Oysa ona şu geçtiğimiz aya kadar, belki de ne yapması, nasıl yapması gerektiğibi bilmiyordur diye yeri geldikçe doğru olanı ve yapması gereken doğru hareketleri defalarca anlattım, onda en azından böyle bir hakkım olduğunu belirterek sık sık dile getirdim fakat buna rağmen, tüm bu çabalarıma rağmen sanki hiç ölmeyecekmiş gibi, sanki allah'tan kendisine "ölmeme garantisi verilmişcesine" umursamaz şekilde tüm yaşlı şımarıklığıyla bana dudak büküp küçümseyerek gülümseyip geçip gitti beni.
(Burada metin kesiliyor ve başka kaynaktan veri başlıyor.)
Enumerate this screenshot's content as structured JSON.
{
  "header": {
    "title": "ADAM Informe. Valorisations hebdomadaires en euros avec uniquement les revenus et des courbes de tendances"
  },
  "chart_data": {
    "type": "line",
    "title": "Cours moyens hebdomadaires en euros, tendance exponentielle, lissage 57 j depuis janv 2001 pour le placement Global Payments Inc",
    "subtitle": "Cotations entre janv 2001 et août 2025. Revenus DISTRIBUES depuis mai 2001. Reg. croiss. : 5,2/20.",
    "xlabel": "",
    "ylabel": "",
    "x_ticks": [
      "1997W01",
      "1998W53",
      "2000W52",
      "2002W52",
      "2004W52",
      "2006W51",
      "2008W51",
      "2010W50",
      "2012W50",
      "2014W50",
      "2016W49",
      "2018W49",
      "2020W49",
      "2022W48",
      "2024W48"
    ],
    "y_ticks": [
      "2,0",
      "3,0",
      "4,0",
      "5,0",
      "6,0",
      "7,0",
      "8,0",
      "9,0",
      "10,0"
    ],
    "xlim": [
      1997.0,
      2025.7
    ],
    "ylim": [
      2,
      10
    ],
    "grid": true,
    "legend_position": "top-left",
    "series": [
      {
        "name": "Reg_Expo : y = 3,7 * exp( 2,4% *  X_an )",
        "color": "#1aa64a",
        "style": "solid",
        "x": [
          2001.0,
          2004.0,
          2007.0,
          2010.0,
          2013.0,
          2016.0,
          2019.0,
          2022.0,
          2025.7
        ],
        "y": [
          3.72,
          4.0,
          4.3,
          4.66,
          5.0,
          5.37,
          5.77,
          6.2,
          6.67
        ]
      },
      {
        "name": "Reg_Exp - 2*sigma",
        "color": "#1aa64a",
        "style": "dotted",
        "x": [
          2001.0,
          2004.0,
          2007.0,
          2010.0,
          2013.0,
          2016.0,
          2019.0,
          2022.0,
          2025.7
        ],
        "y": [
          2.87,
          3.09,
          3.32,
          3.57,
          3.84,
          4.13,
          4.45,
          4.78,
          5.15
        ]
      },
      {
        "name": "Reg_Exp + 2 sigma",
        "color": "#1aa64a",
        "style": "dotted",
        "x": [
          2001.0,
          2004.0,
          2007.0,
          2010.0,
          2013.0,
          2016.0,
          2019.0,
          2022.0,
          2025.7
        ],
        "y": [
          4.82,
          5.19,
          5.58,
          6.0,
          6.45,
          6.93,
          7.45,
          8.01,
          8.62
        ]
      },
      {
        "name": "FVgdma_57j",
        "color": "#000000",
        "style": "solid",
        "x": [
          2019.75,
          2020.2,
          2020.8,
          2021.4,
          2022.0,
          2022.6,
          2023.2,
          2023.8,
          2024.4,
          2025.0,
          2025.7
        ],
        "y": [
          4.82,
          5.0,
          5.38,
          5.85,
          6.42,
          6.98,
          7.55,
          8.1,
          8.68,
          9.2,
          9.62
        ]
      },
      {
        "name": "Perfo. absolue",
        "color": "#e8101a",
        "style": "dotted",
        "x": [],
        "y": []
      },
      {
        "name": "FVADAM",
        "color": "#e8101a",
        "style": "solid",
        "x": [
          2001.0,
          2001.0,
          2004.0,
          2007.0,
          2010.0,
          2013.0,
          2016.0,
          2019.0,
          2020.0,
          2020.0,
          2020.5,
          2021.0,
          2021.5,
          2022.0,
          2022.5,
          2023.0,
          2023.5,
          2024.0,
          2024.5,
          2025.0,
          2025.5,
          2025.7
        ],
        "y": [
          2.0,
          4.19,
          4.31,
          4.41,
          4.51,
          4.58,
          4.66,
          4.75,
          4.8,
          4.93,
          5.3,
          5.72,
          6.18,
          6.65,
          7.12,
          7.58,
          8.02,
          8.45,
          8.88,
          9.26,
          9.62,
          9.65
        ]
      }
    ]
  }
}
Üstelik ona defalarca "sende biliyorsun sende çooook çook hakkım var. o yüzden şimdiden söylüyorum; son güne bırakma. bak sakın ola ölürken benden helallik isteme, çünkü sana hakkımı helal etmeyeceğim" de demiştim ve dediğim gibi, canım olmayan annem gülüp geçmişti bana.
şimdi gülme sırası bende ama gülmüyorum, gülemiyorum. bi an önce acısız bi şekilde ölsün diye dua ediyorum.
ve annem ölünce, bu aileyle bi bağım kalmayacak. şimdi bunu düşünüyorum.